Software development, individually and in a team, is a process fraught with uncertainties—it strongly obeys Murphy’s law, which states that if anything can go wrong, it will. Software development is great when everything works as expected. When it doesn’t, you’re going to wish you had contingencies and a very good insurance policy 😏.
Data versioning is a very convenient tool that enables developers and organizations to leverage and assess the evolution of code and other digital assets. For developers who commit frequently, data versioning is a lifesaver if one gets lost in the maze of software development.
That said, it’s important to acknowledge the top 7 data versioning tools out there that make software development much more manageable.
LakeFS is quickly gaining ground as a reliable open source data versioning tool that gets the job done. Enjoying endorsements from actual developers, you can be certain that you will find their data versioning tool pretty satisfactory. You don’t have to take my word for it. Simply imagine what makes 1,600 developers award a solution the coveted star on GitHub.
LakeFS boasts of features of Git, albeit with some added functionalities like exabytes scale version control that comes very handy in development.
Phabricator is on my list (despite being out of support) because they had users like Facebook, Twitter, Uber, etc., onboard despite the competition, which says a lot. However, I can’t rank them any higher because they’re out of support.
Phabricator has end-to-end solutions, making it a great tool for collaboration, version control, and internal chats. Their extra features aren’t as good as that of Slack. Phabricator itself has publicly pointed this out (it’s on their website 😂).
RhodeCode has a lot going for itself—it prides itself on security. Organizations that want a more bespoke offering in terms of security should take RhodeCode seriously. They promise military-grade security, among other nice-to-have features like improved team collaboration features—all within one data versioning tool.
If you’re a Python person, it will interest you to know that RhodeCode is written in Python, and the Pylons framework is responsible for making the magic happen.
4. AWS CodeCommit
You may feel it should rank higher because it’s AWS (and Amazon), but most people don’t know about AWS CodeCommit.
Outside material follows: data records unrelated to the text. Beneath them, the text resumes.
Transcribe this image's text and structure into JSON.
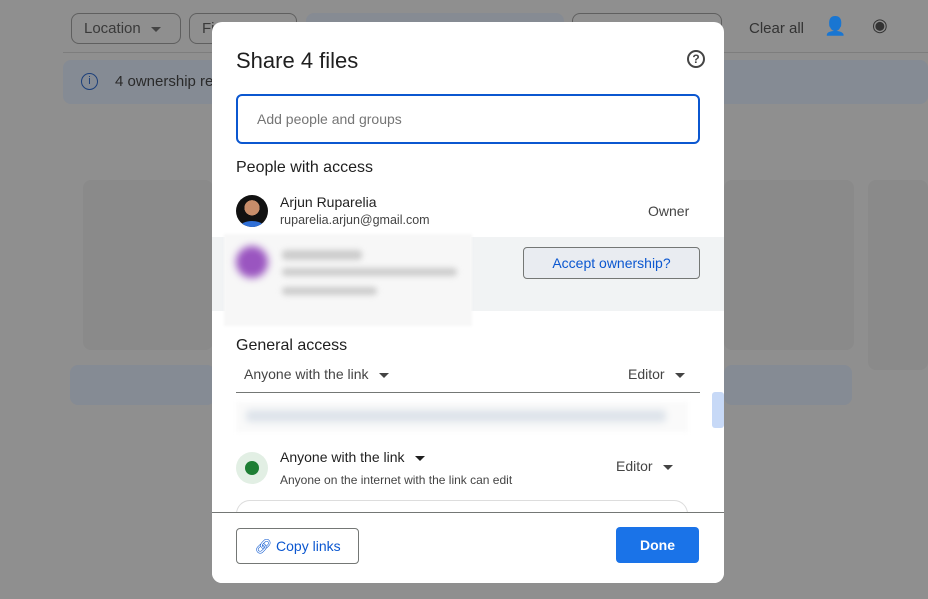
{
  "background": {
    "filters": [
      "Location",
      "Fi"
    ],
    "clear_all": "Clear all",
    "banner_text": "4 ownership re",
    "icons": [
      "add-person-icon",
      "eye-icon"
    ]
  },
  "dialog": {
    "title": "Share 4 files",
    "add_placeholder": "Add people and groups",
    "people_heading": "People with access",
    "owner": {
      "name": "Arjun Ruparelia",
      "email": "ruparelia.arjun@gmail.com",
      "role": "Owner"
    },
    "accept_label": "Accept ownership?",
    "general_heading": "General access",
    "general_dropdown": "Anyone with the link",
    "general_role": "Editor",
    "link_access": {
      "label": "Anyone with the link",
      "description": "Anyone on the internet with the link can edit",
      "role": "Editor"
    },
    "copy_links": "Copy links",
    "done": "Done"
  },
  "colors": {
    "primary": "#1a73e8",
    "link": "#0b57d0"
  }
}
It’s built on the features and functionalities of Git, which means teams that are familiar with Git can easily leverage the best AWS CodeCommit has to offer.
One of the finest points about AWS CodeCommit is the fact that they promise a lot in terms of scalability, and it’s perfectly alright to expect that they integrate well with AWS and S3 buckets.
5. Azure DevOps
Like all things Microsoft-related, you can expect a robust, enterprise-level product that does more than you’ll ever know with Azure DevOps. It is built to handle everything from data versioning to other esoterics of the software development lifecycle. With features like pipelines and an enviable extensions library, you will be very satisfied with it.
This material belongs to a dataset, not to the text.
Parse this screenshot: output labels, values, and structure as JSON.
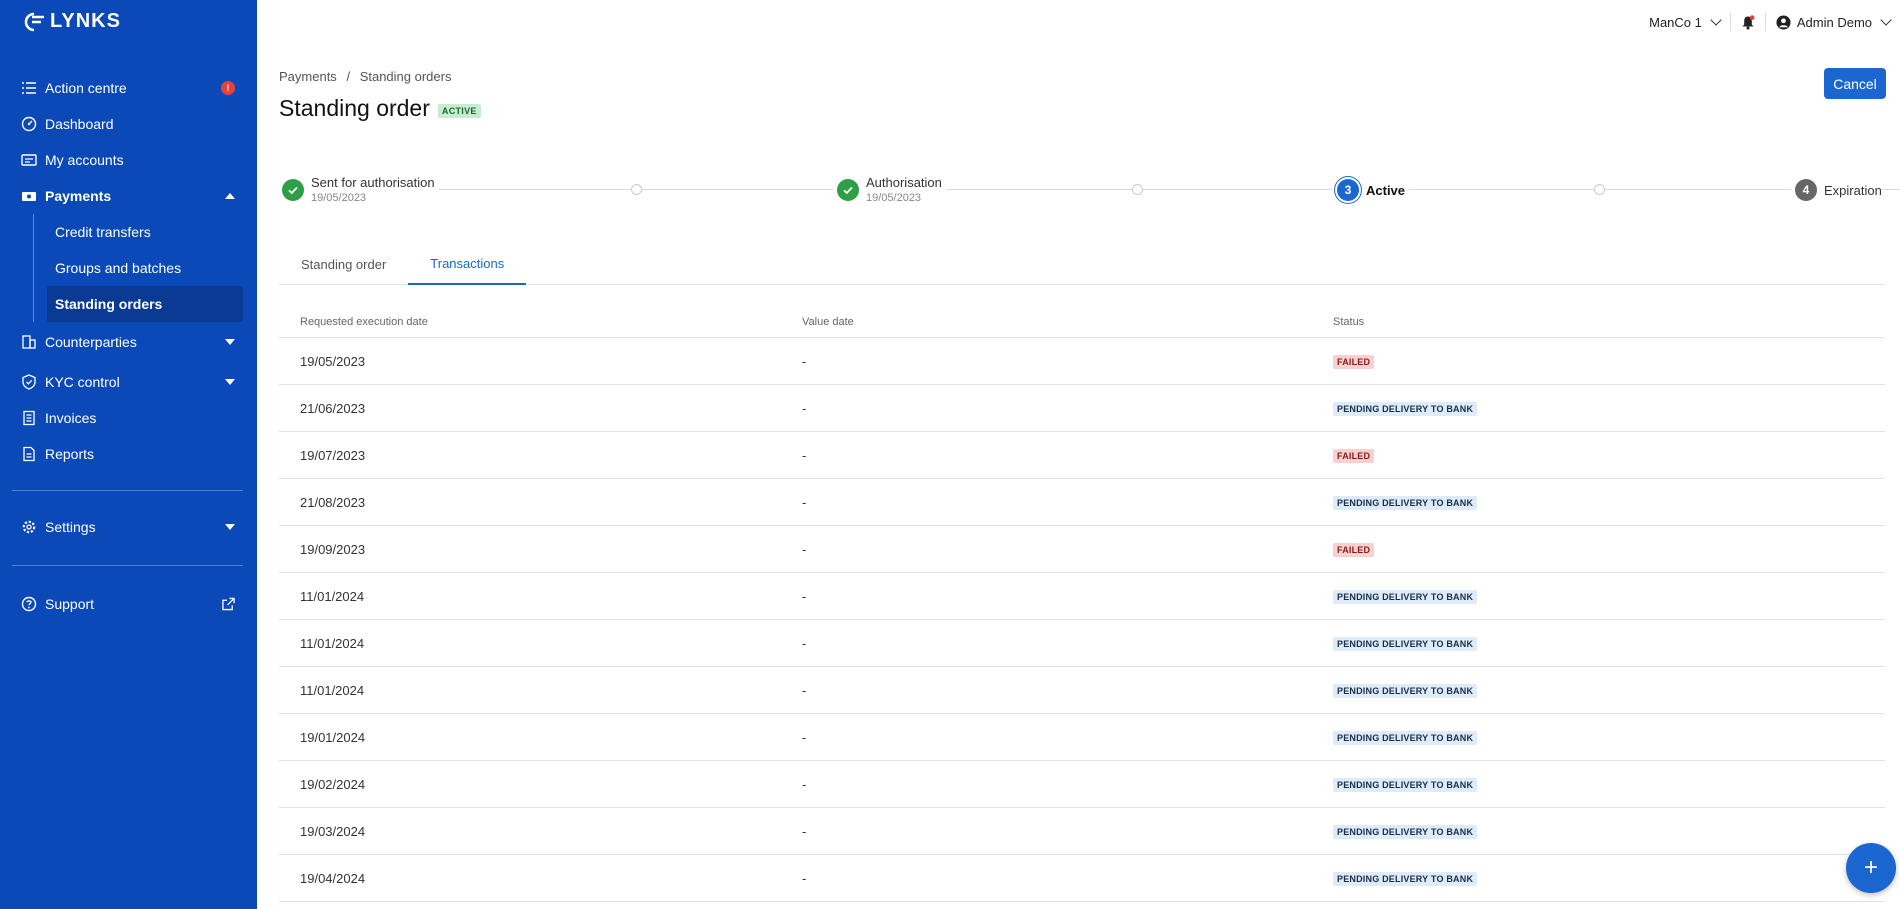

Azure DevOps services very large organizations and has comprehensive documentation, and this justifies their position.
Bitbucket is more like AzureDevOps than any other data versioning solution on my list. This is because they feature massive integrations that ensure they’re able to build an ecosystem around their customers by offering different services that key into the software development lifecycle.
They have Git features coupled with mercurial management features while boasting of a feature that tries to facilitate as many code reviews as possible with inline comments.
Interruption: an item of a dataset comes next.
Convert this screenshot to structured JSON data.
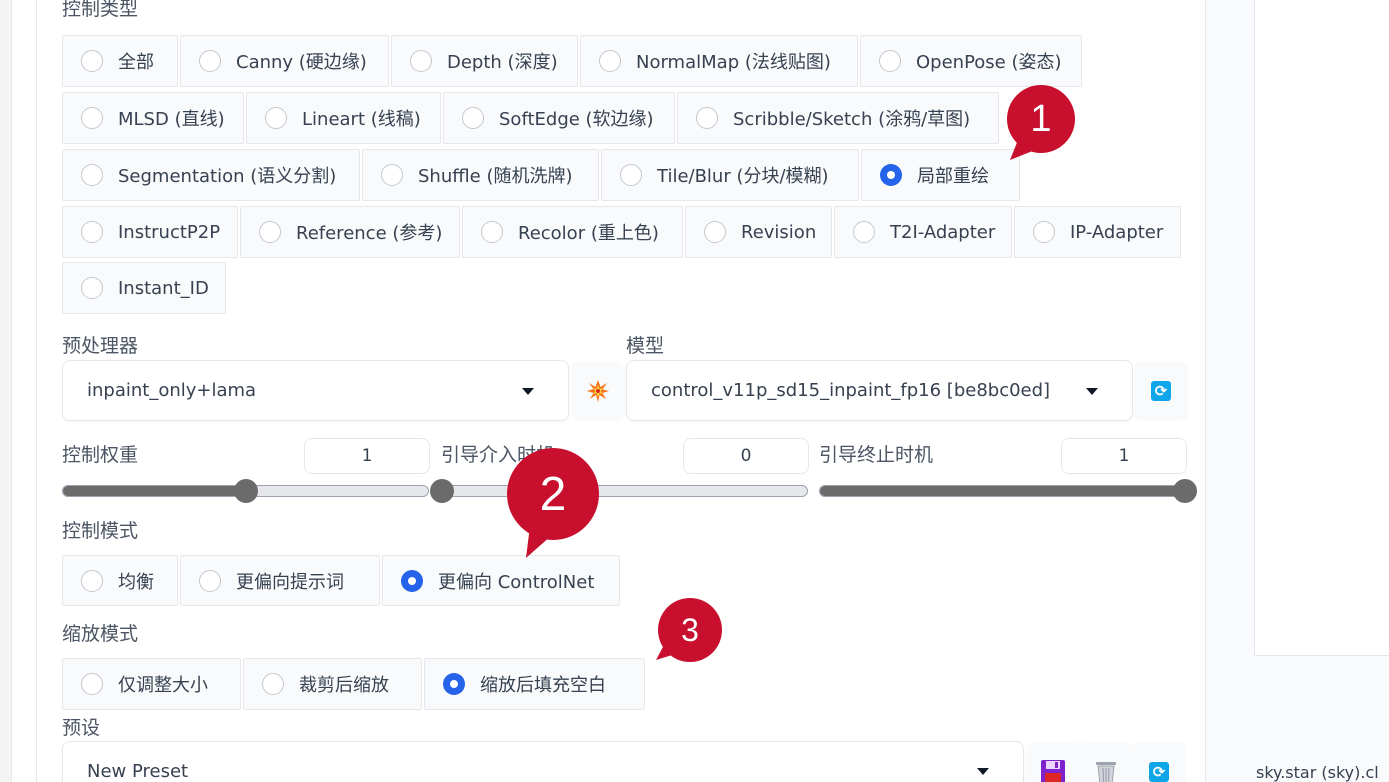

It’s unfair that Microsoft gets to have two products on this list, but it goes to show their dominance. In terms of dominance, GitHub has earned its place in this list. While it’s not as robust as platforms like Azure DevOps or BitBucket, it’s arguably developers’ favorite data versioning tool.
GitHub is built for collaboration and has rapidly grown by adding new features.
At a point in time where data has become invaluable, and with the increased risks that come with managing and manipulating data, it is clear as day that data versioning is a must and not an option. The process of choosing a data versioning tool is one that requires careful thought (depending on use-case) as it’s sometimes an apples and oranges situation.
The metrics for deciding which is the right solution for you may vary depending on a number of factors—price, the predisposition of your team, and the long-term value proposition of the tool. Be that as it may, there exists a wide range of products to choose from, and this puts power where it should be, in the hands of the consumer.